DEX is an appealing agent to use in patients close to extubation because of its relative lack of respiratory drive depression. Therefore, we analyzed the association of extubation failure/success and the rational of DEX initiation. We observed a higher extubation failure rate (30%) in those patients specifically started on DEX with the intent to extubate, compared to the rest of the study group requiring mechanical ventilation (7% failure rate). A possible explanation for the higher failure rate in the intent-to extubate group may be due to the higher proportion of PICU patients in that group (60%) compared to the rest of the study group (50%).

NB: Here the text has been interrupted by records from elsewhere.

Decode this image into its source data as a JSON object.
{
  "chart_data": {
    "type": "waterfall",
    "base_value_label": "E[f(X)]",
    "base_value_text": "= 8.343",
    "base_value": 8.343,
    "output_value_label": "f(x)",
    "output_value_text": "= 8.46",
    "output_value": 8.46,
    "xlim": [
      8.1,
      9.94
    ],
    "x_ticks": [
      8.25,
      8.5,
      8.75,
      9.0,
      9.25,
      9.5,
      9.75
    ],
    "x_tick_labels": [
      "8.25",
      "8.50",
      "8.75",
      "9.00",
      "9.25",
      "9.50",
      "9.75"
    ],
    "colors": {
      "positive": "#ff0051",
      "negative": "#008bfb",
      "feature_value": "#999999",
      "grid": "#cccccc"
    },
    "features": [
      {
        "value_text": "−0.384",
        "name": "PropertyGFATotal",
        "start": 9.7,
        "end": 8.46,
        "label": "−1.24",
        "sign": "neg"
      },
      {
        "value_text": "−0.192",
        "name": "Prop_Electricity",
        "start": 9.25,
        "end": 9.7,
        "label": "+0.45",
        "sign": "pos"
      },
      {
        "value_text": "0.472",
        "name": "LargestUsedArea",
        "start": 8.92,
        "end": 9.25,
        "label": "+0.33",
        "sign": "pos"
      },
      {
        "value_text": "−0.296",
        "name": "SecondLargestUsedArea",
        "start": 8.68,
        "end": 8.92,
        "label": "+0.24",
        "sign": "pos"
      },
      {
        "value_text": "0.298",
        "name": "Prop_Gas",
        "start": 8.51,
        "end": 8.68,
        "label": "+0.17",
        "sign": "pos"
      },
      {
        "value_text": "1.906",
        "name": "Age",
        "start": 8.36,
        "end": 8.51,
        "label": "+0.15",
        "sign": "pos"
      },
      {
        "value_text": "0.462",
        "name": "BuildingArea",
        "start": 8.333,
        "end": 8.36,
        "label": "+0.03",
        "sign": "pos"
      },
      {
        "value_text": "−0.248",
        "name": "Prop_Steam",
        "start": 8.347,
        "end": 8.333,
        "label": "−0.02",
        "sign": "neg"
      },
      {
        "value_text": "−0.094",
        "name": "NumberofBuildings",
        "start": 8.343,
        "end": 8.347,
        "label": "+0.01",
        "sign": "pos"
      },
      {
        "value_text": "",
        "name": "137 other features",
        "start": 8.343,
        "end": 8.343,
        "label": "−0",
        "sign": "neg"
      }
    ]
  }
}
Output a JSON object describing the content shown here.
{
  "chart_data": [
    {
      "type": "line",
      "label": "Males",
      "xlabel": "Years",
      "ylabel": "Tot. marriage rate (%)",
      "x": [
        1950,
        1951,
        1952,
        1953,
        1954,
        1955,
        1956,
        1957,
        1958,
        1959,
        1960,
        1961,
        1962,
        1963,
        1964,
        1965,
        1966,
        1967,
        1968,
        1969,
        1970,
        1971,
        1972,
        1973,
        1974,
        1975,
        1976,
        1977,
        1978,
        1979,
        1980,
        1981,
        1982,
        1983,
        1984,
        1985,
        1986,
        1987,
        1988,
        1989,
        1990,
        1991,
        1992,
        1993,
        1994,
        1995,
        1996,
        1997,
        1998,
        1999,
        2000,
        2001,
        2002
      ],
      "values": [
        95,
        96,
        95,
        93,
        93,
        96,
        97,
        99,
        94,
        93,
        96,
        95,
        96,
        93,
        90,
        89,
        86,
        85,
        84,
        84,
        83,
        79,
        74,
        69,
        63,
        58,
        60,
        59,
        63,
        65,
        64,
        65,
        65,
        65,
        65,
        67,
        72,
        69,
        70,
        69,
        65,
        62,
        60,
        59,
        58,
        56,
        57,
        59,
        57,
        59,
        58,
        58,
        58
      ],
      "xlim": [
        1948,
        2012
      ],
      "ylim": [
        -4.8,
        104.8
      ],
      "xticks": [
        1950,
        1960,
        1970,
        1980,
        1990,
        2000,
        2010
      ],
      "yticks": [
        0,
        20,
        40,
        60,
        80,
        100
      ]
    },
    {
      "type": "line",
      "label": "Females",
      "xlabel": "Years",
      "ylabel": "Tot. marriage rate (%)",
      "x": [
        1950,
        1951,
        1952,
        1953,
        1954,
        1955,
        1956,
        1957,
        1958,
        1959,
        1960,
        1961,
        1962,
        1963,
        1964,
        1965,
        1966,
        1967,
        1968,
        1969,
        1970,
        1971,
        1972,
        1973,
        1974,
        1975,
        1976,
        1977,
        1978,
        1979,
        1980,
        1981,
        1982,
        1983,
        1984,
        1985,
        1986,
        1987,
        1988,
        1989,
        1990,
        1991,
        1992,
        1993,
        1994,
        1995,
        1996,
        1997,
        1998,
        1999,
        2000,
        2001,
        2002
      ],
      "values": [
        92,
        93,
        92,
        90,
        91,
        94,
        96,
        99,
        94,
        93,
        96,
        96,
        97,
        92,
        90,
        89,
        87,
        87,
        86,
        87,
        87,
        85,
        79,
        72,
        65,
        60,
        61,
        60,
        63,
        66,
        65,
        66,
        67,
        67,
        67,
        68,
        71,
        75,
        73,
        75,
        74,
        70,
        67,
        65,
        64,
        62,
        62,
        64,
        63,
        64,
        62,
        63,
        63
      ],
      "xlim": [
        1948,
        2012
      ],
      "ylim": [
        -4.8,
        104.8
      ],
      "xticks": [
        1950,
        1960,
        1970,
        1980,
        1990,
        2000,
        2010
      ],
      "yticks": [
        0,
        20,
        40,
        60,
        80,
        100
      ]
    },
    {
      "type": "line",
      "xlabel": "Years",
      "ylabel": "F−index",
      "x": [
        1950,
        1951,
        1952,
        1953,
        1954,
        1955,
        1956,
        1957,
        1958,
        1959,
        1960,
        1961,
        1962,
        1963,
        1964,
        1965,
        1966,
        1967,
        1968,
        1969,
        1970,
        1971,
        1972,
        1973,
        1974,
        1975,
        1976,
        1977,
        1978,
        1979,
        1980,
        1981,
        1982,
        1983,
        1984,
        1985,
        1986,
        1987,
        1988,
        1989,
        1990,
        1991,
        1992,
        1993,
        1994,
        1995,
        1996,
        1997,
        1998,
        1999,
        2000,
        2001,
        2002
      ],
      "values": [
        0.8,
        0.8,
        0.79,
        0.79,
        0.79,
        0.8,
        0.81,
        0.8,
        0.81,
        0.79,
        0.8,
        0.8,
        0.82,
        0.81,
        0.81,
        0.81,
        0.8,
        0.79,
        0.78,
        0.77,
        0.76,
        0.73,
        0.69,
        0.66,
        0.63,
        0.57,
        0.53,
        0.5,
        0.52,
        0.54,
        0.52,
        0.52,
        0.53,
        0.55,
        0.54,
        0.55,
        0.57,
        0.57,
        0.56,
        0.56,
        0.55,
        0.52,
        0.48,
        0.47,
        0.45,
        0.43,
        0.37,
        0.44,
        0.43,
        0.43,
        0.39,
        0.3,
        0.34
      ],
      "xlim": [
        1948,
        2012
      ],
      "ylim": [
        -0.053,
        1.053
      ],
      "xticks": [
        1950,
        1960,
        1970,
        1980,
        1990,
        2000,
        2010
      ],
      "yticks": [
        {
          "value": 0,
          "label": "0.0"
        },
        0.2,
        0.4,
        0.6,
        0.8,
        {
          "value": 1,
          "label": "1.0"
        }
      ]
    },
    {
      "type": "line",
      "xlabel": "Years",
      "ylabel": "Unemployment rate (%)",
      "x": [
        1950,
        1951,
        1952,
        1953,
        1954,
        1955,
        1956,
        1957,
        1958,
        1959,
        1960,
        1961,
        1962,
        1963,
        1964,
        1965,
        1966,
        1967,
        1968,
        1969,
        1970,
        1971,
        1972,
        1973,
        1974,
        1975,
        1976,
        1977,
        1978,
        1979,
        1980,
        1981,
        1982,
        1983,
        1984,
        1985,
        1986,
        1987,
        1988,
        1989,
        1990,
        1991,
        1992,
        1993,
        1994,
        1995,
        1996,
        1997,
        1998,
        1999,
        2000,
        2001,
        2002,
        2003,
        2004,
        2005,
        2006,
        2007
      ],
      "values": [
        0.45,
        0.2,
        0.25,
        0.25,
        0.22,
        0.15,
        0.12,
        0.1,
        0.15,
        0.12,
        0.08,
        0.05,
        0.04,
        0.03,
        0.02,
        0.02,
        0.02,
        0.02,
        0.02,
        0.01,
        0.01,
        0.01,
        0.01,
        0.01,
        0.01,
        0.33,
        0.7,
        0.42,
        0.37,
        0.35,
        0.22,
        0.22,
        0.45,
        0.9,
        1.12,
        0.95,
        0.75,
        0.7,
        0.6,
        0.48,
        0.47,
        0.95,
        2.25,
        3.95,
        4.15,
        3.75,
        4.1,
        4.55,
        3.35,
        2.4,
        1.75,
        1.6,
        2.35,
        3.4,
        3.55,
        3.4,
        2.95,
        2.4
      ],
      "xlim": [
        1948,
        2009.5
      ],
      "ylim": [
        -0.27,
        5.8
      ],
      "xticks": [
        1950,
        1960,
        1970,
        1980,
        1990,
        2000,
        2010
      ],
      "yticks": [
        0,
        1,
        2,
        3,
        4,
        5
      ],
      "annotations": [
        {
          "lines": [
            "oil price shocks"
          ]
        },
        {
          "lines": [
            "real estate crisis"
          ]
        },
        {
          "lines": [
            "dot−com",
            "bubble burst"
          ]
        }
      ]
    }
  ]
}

The PICU patient population is generally more diverse in terms of pulmonary pathology while the CICU group tends to be more homogenous and extubates quickly during the post-operative period. Additionally, the CICU physician group uses a ventilator weaning protocol, unlike the PICU physician group. This weaning protocol may aid in assessing patient readiness for extubation. However, one can not overlook the possibility that the use of DEX may change the way a child exhibits their readiness to extubate. It is possible that a child may appear alert and cooperative, yet may in fact be too sedated for a successful extubation. As only 4 patients had documented sedation scores in the planned extubation group, we are unable to relate sedation score to success of failure of extubation.

There were limitations to our study that are attendant to any retrospective review. Since this was an observational analysis, we were not able to control for parameters that may have impacted outcomes. In particular, the use of DEX was completely at the discretion of the intensivist – including the decision to use a loading dose and all dosing titration maneuvers. Additionally, this was an open label study and did not include a control group, therefore we can report only associations of DEX with outcomes and can not assume any causality. Furthermore, the decision to use additional sedation medications as well as the readiness for extubation was at the judgment of the medical team. While DEX offers the clinician another choice for continuous and titratratable sedation in the ICU, it does not seem to be the universal solution for all children requiring sedation and analgesia. In an effort to describe the best candidate for DEX, controlled prospective and blinded trials must be performed.

Contributors: PDR was responsible for the study idea, design and data analysis. MP collected and co-analyzed all data and reviewed the manuscript. ELD reviewed and edited the manuscript; provided key insight to ICU management issues; contributed important data interpretation and intellectual content. All authors approved the final content of the manuscript.

Funding: None.

Competing interests: None stated.


What is Already Known?

• Dexmedetomidine has short-term efficacy and tolerability in infants and children and has sedative, analgesic and anxiolytic effects, without causing respiratory depression.

What This Study Adds?

• Dexmedetomidine infusions in infants and children for 110 ± 83 hours were associated with an overall reduction in concomitant opioid and benzodiazepine therapy but associated with fall in heart rate during the first 24 hour of therapy.